Precision/Gilead's lead candidate "HBV" targets chronic Hepatitis B infection. Management says they will submit an Investigational New Drug Application ("IND") to the FDA sometime in 2020 (Source: Precision IPO Submission).

Other drugs currently in the discovery pipeline target indications, including familial amyloid polyneuropathy, primary hyperoxaluria, hemophilia A, retinitis pigmentosa, lipoprotein lipase deficiency, and familial hypercholesterolemia.

HA01, another candidate not subject to outside research funding or milestone payments targets primary hyperoxaluria, a rare genetic disease caused by loss-of-function mutations in the ACXT gene that affects 1-3 people in every million. Suppression of HA01 prevents the formation of oxalate which causes painful and potentially fatal kidney stones.

Precision subsidiary ELO Life Systems addresses a "human health opportunity" based around climate change concerns and growing consumer preference for healthier diets.

This segment has its own dedicated management team and intends to use ARCUS genome sequencing and functional genomics to develop early stage development programs that will be primarily partner-driven.

ARCUS-driven Food Pipeline. (Source: Precision Presentation at JPM Healthcare conference Jan '20).

To date, ELO has initiated a low saturate Canola Oil program in partnership with Cargill, and a proprietary "Zero Melon" program that activates dormant genes in the fruit to produce a sweetener that is similar to cane sugar. Management says that the global food sweetener market will be worth $82bn by 2024 and hopes to complete greenhouse trials in 2021 and begin large scale multi-site trials in 2023 with a view to releasing a commercial product within 4-5 years.

Precision Income Statement. Source Q319 10Q Submission.

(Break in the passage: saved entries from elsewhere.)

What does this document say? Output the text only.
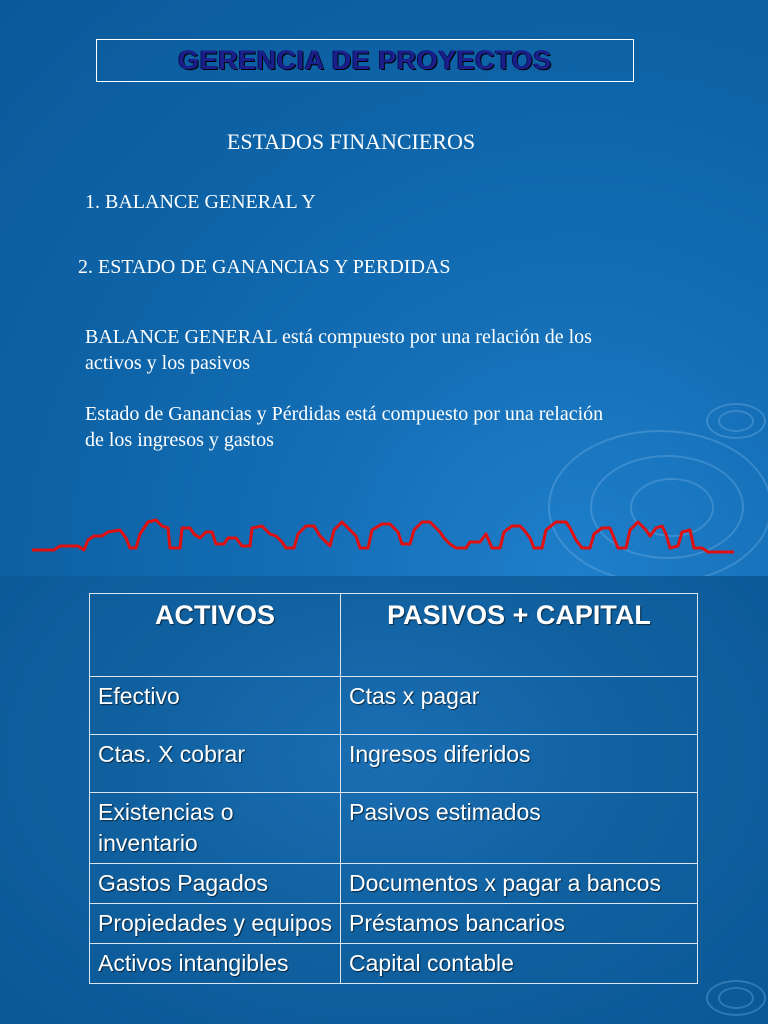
GERENCIA DE PROYECTOS
ESTADOS FINANCIEROS
1. BALANCE GENERAL Y
2. ESTADO DE GANANCIAS Y PERDIDAS
BALANCE GENERAL está compuesto por una relación de los activos y los pasivos
Estado de Ganancias y Pérdidas está compuesto por una relación de los ingresos y gastos
ACTIVOS	PASIVOS + CAPITAL
Efectivo	Ctas x pagar
Ctas. X cobrar	Ingresos diferidos
Existencias o inventario	Pasivos estimados
Gastos Pagados	Documentos x pagar a bancos
Propiedades y equipos	Préstamos bancarios
Activos intangibles	Capital contable
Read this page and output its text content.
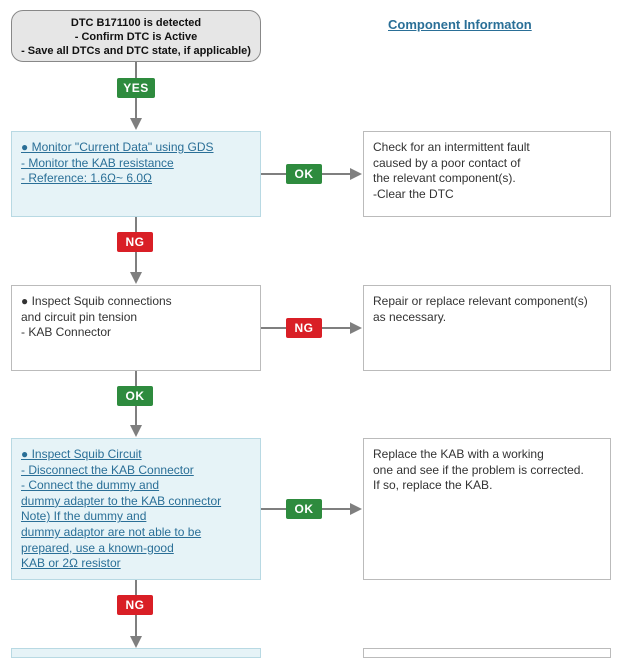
DTC B171100 is detected
- Confirm DTC is Active
- Save all DTCs and DTC state, if applicable)
Component Informaton
● Monitor "Current Data" using GDS
- Monitor the KAB resistance
- Reference: 1.6Ω~ 6.0Ω
Check for an intermittent fault
caused by a poor contact of
the relevant component(s).
-Clear the DTC
● Inspect Squib connections
and circuit pin tension
- KAB Connector
Repair or replace relevant component(s)
as necessary.
● Inspect Squib Circuit
- Disconnect the KAB Connector
- Connect the dummy and
dummy adapter to the KAB connector
Note) If the dummy and
dummy adaptor are not able to be
prepared, use a known-good
KAB or 2Ω resistor
Replace the KAB with a working
one and see if the problem is corrected.
If so, replace the KAB.
YES
OK
NG
NG
OK
OK
NG
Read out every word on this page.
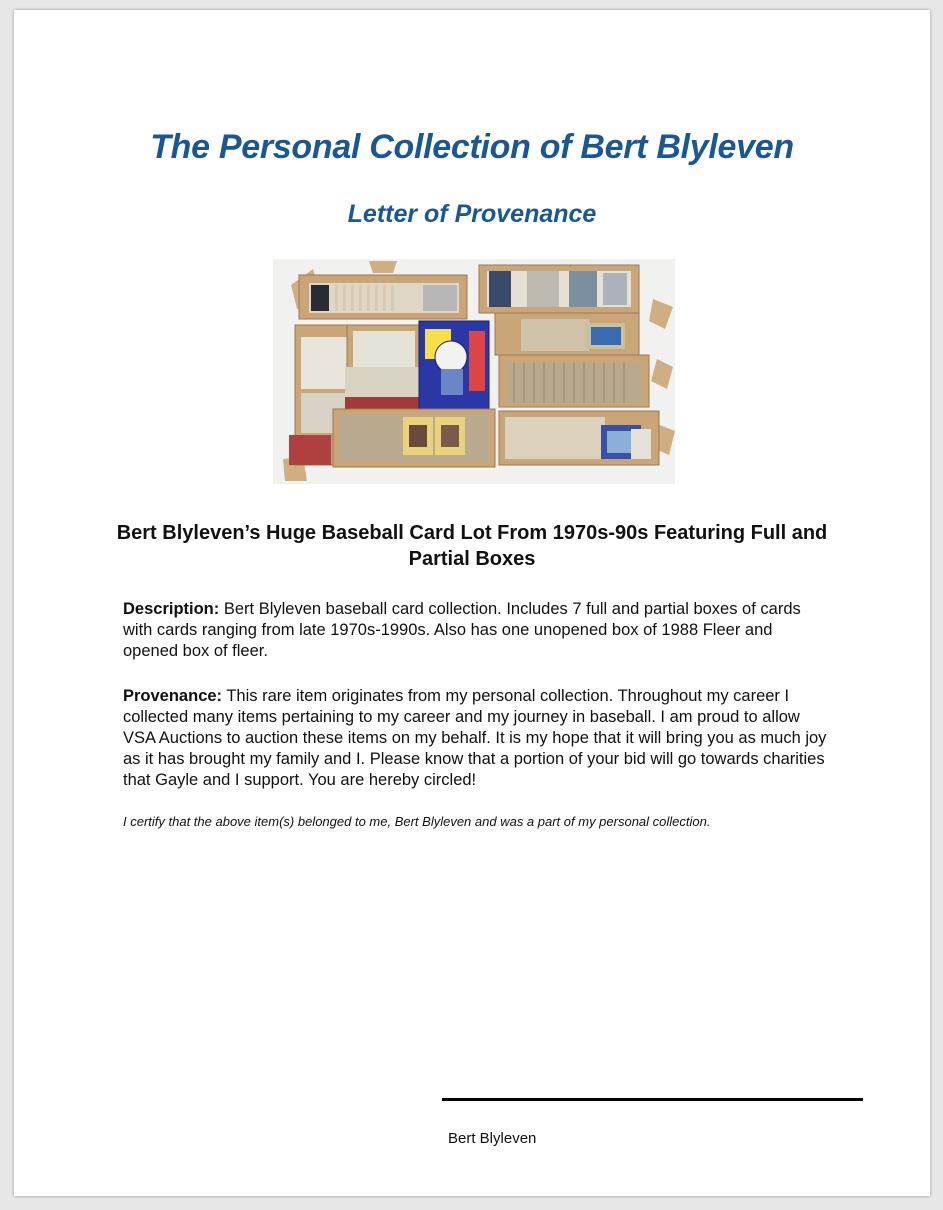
The Personal Collection of Bert Blyleven
Letter of Provenance
Bert Blyleven’s Huge Baseball Card Lot From 1970s-90s Featuring Full and Partial Boxes

Description: Bert Blyleven baseball card collection. Includes 7 full and partial boxes of cards with cards ranging from late 1970s-1990s. Also has one unopened box of 1988 Fleer and opened box of fleer.

Provenance: This rare item originates from my personal collection. Throughout my career I collected many items pertaining to my career and my journey in baseball. I am proud to allow VSA Auctions to auction these items on my behalf. It is my hope that it will bring you as much joy as it has brought my family and I. Please know that a portion of your bid will go towards charities that Gayle and I support. You are hereby circled!

I certify that the above item(s) belonged to me, Bert Blyleven and was a part of my personal collection.

Bert Blyleven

Milestone payments and research grants aside, Precision is unlikely to become revenue generating in the foreseeable future.

The company has a relatively healthy cash position of $206.2m. Based on its reported Q319 R&D and G&A expenses of $26.8m (and $81m for the first 9 months of 2019), this should be enough to see the company through to the end of 2021 without the need to dilute investors with a stock offering or seek a further loan agreement. Precision has secured a revolving line of credit with Pacific Western bank worth up to $50m, which expires in May 2022.

Precision does not discuss the total addressable market ("TAM") for its products or make any sales forecasts across any of its 3 business lines either in its IPO prospectus or financial statements, which is likely due to the early stage nature of its various programs.

Concerning Allogeneic CAR-T, for guidance, we can look at the sales revenues of the two approved CAR-T treatments - Yescarta and Kymriah - plus the NHL market as a whole.

Gilead-owned Yescarta achieved global Q319 sales revenues of $118m (Source: Gilead 10Q Q319) - a year-on-year increase of 57%. $86m of sales were made in the US and $32m in Europe. Novartis-owned Kymriah secured sales of $79m over the same period, up 295% year-on-year (Source: Novartis interim financials Q319).

Sales of both have disappointed analysts who expected more from a breakthrough immunology therapy. A decision by the Centers For Medicare and Medicaid Services ("CMS") in August last year, however - that Medicare will pay for CAR-T therapies, provided they are administered at certified health facilities and as part of a Risk Evaluation and Mitigation Strategies ("REMS") - may pave the way for increased adoption of CAR-T focused therapies.

Consensus estimates have forecast Yescarta's 2022 sales revenues to be as high as $1.7bn, and Kymriah's as high as $994m. (Source: Evaluate). By my calculations, this represents a CAGR for combined revenues of 58%.

A best-case scenario for Precision's CAR-T division up to 2025 therefore may look something like this.

The market for treatment of non-Hodgkin's lymphoma as a whole has been estimated to reach $9.2bn by 2020 at a CAGR of 7.4% (Source: ReportsnReports.com). If we extrapolate these numbers out to 2025, the TAM for NHL would be $12.2bn. If we assume CAGR of Yescarta and Kymriah sales to be a more modest 19% between 2023 and 2025, then we have a scenario where sales of both combined could reach $3.8bn in 2025. CAR-T treatment would then account for ~31% of the total estimated treatment market for NHL.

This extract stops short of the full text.